EMV's adoption numbers tell just one side of the story. There are still some concerns when it comes to the user experience impacting EMV adoption as consumers are still adjusting to the perceived slower transaction speeds from chip readers.
At the start of the year, Visa reported “chip-enabled merchants now account for 46% of the company’s in-store payment volume.” It also saw upward of “800 million chip-on-chip transactions in November,” a 359% increase year over year.
Considering the strides that the EMV industry has taken to improve both the retailer and customer experience, you might look at this as a win-win for the U.S. market.
As with any type of behavioral change, it takes time for consumers to adjust to a different process, but eventually come to realize that the change can be a positive one.
EMV is still a high priority with some exceptions. Even with higher charge-back rates, we're still seeing merchants adopt EMV tech, as they can benefit from its offerings. That said, those who rely only on internal EMV solutions lag behind, and there is still a huge amount of knowledge they have to gain to accept EMV-based transactions.
So with that in mind, what's next? Where can EMV go to revolutionize the experience for merchants and customers?
I believe the next evolution of EMV is going to be contactless. While introduced in 2005, its success in the U.S. has not been stellar, for two main reasons. Adoption rates were limited as mobile payments were used infrequently, and many POS terminals did not have contactless payments. In addition, many consumers saw little value as they felt transactions weren't any faster or more secure than swiping.
With the increase in chip card usage, many consumers felt the pains of "dip-and-wait" transactions. Contactless payments today, seem to address the slowness of EMV contact, without compromising security, and unbeknownst to many, uses the same security protocol (known as "dual interface"), transmitted through two types of interfaces.
We're seeing a slowing of adoption rates for chip cards, though they've been on the rise since the previous quarter, with 1.75 million Visa merchants now accepting, and over 1 million since last November.
However, while many may see this as a sign that EMV isn't likely to be successful in the U.S., I see this as an indicator that there may be a significant shift from chip transactions to contactless payments. However, we'll still see EMV figures continue to rise, as more merchants see the benefits they can reap from fraud protection. As Javelin reports, we should at least expect a third of U.S. retail establishments to accept contactless cards by 2019.
Look at the international landscape. The volume of contactless payments has grown significantly over the past five years. In fact, many countries are issuing government mandates for contactless payments, and by 2020 almost every merchant will be accepting them. This includes contactless cards, Apple Pay, Android Pay, iWallet and Samsung Pay among others. And with it, there's going to be a huge change for consumers and merchants.

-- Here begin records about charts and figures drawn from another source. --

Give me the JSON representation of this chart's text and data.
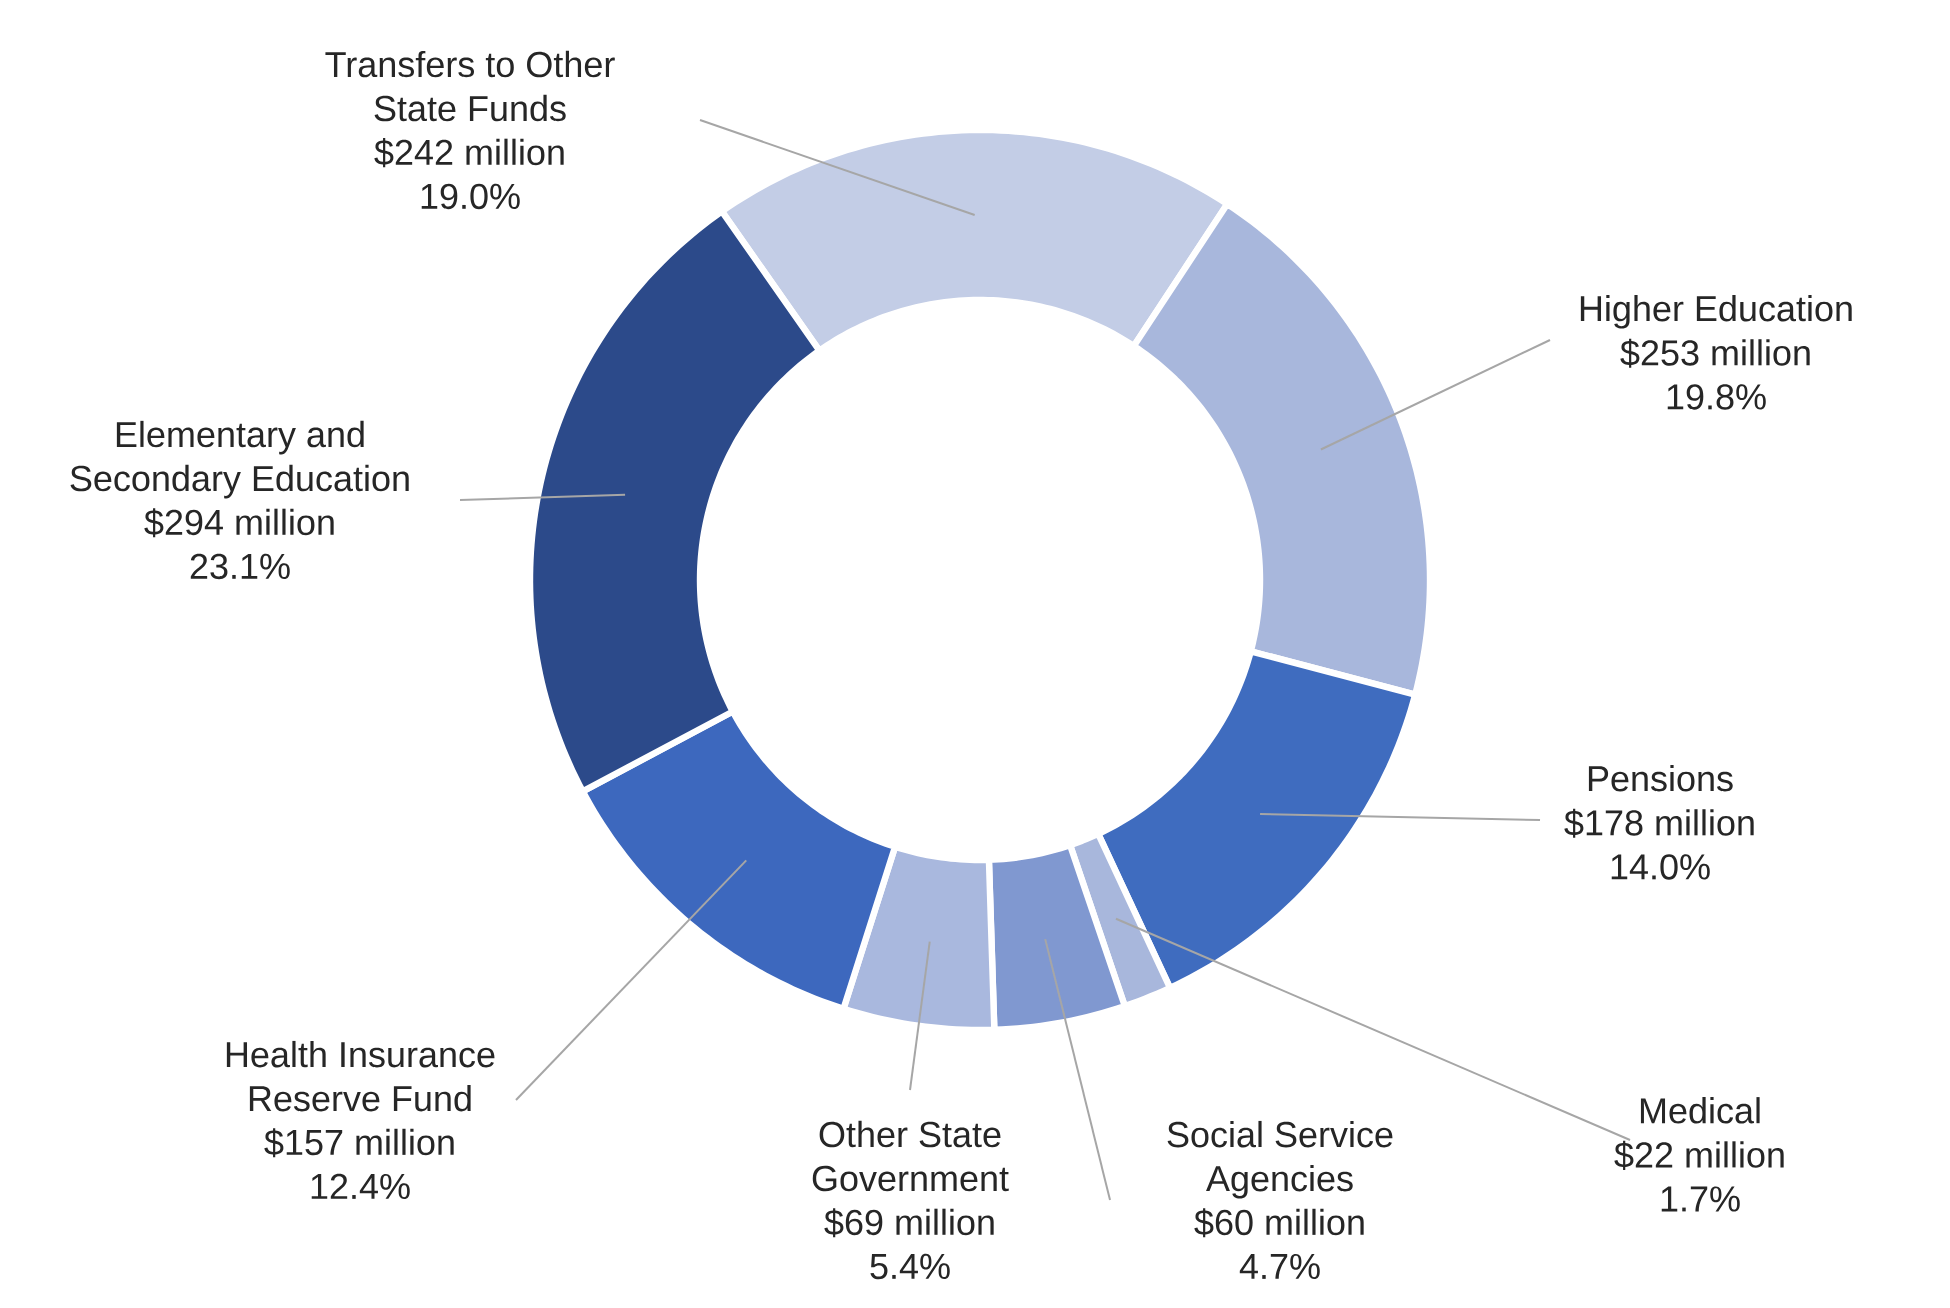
{
  "chart_data": {
    "type": "donut",
    "categories": [
      "Transfers to Other State Funds",
      "Higher Education",
      "Pensions",
      "Medical",
      "Social Service Agencies",
      "Other State Government",
      "Health Insurance Reserve Fund",
      "Elementary and Secondary Education"
    ],
    "values": [
      242,
      253,
      178,
      22,
      60,
      69,
      157,
      294
    ],
    "value_labels": [
      "$242 million",
      "$253 million",
      "$178 million",
      "$22 million",
      "$60 million",
      "$69 million",
      "$157 million",
      "$294 million"
    ],
    "annotations": [
      {
        "text": "19.0%",
        "x": "Transfers to Other State Funds"
      },
      {
        "text": "19.8%",
        "x": "Higher Education"
      },
      {
        "text": "14.0%",
        "x": "Pensions"
      },
      {
        "text": "1.7%",
        "x": "Medical"
      },
      {
        "text": "4.7%",
        "x": "Social Service Agencies"
      },
      {
        "text": "5.4%",
        "x": "Other State Government"
      },
      {
        "text": "12.4%",
        "x": "Health Insurance Reserve Fund"
      },
      {
        "text": "23.1%",
        "x": "Elementary and Secondary Education"
      }
    ],
    "colors": [
      "#c3cde6",
      "#a8b7dc",
      "#3f6cbf",
      "#a8b7dc",
      "#8098d0",
      "#a9b8de",
      "#3d68be",
      "#2c4a8a"
    ]
  }
}
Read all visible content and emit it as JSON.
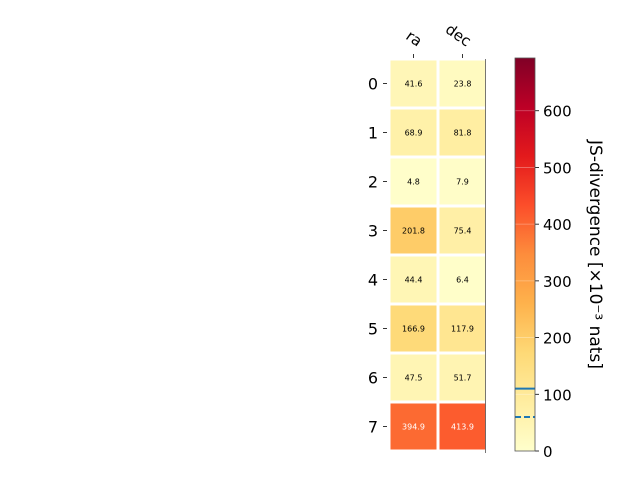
{
  "chart_data": {
    "type": "heatmap",
    "columns": [
      "ra",
      "dec"
    ],
    "rows": [
      "0",
      "1",
      "2",
      "3",
      "4",
      "5",
      "6",
      "7"
    ],
    "values": [
      [
        41.6,
        23.8
      ],
      [
        68.9,
        81.8
      ],
      [
        4.8,
        7.9
      ],
      [
        201.8,
        75.4
      ],
      [
        44.4,
        6.4
      ],
      [
        166.9,
        117.9
      ],
      [
        47.5,
        51.7
      ],
      [
        394.9,
        413.9
      ]
    ],
    "cell_labels": [
      [
        "41.6",
        "23.8"
      ],
      [
        "68.9",
        "81.8"
      ],
      [
        "4.8",
        "7.9"
      ],
      [
        "201.8",
        "75.4"
      ],
      [
        "44.4",
        "6.4"
      ],
      [
        "166.9",
        "117.9"
      ],
      [
        "47.5",
        "51.7"
      ],
      [
        "394.9",
        "413.9"
      ]
    ],
    "colorbar": {
      "label": "JS-divergence [×10⁻³ nats]",
      "range": [
        0,
        693
      ],
      "ticks": [
        "0",
        "100",
        "200",
        "300",
        "400",
        "500",
        "600"
      ],
      "tick_values": [
        0,
        100,
        200,
        300,
        400,
        500,
        600
      ],
      "colormap": "YlOrRd",
      "solid_marker_value": 110,
      "dashed_marker_value": 60,
      "marker_color": "#1f77b4"
    }
  }
}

Just take a look at how contactless payments has transformed London's transport system, one of the largest city infrastructures in the world. For years, riders had to either queue up to purchase a ticket every time they traveled, or outlay a significant up-front cost to buy a travelcard. But with the introduction of Oyster, the time was reduced significantly, allowing people to load it onto a credit card and pay as they go. Since September 2014, more than 450 million trips have used Oyster, making that 30% of all journeys around London. This continues to grow, with 25,000 new cards being used on the network every day; with the introduction of other mobile payments, we're only going to see further growth.
With that in mind, it only makes sense that EMV is heading in the direction of contactless payments. Think of what could happen if this technology flourished in other industries such as retail, restaurants and health care. While the advantages are there, the perception for change is running at a snail's pace. As soon as we see merchants jump on the RFID train, it'll certainly be bringing another wave of change for EMV as well.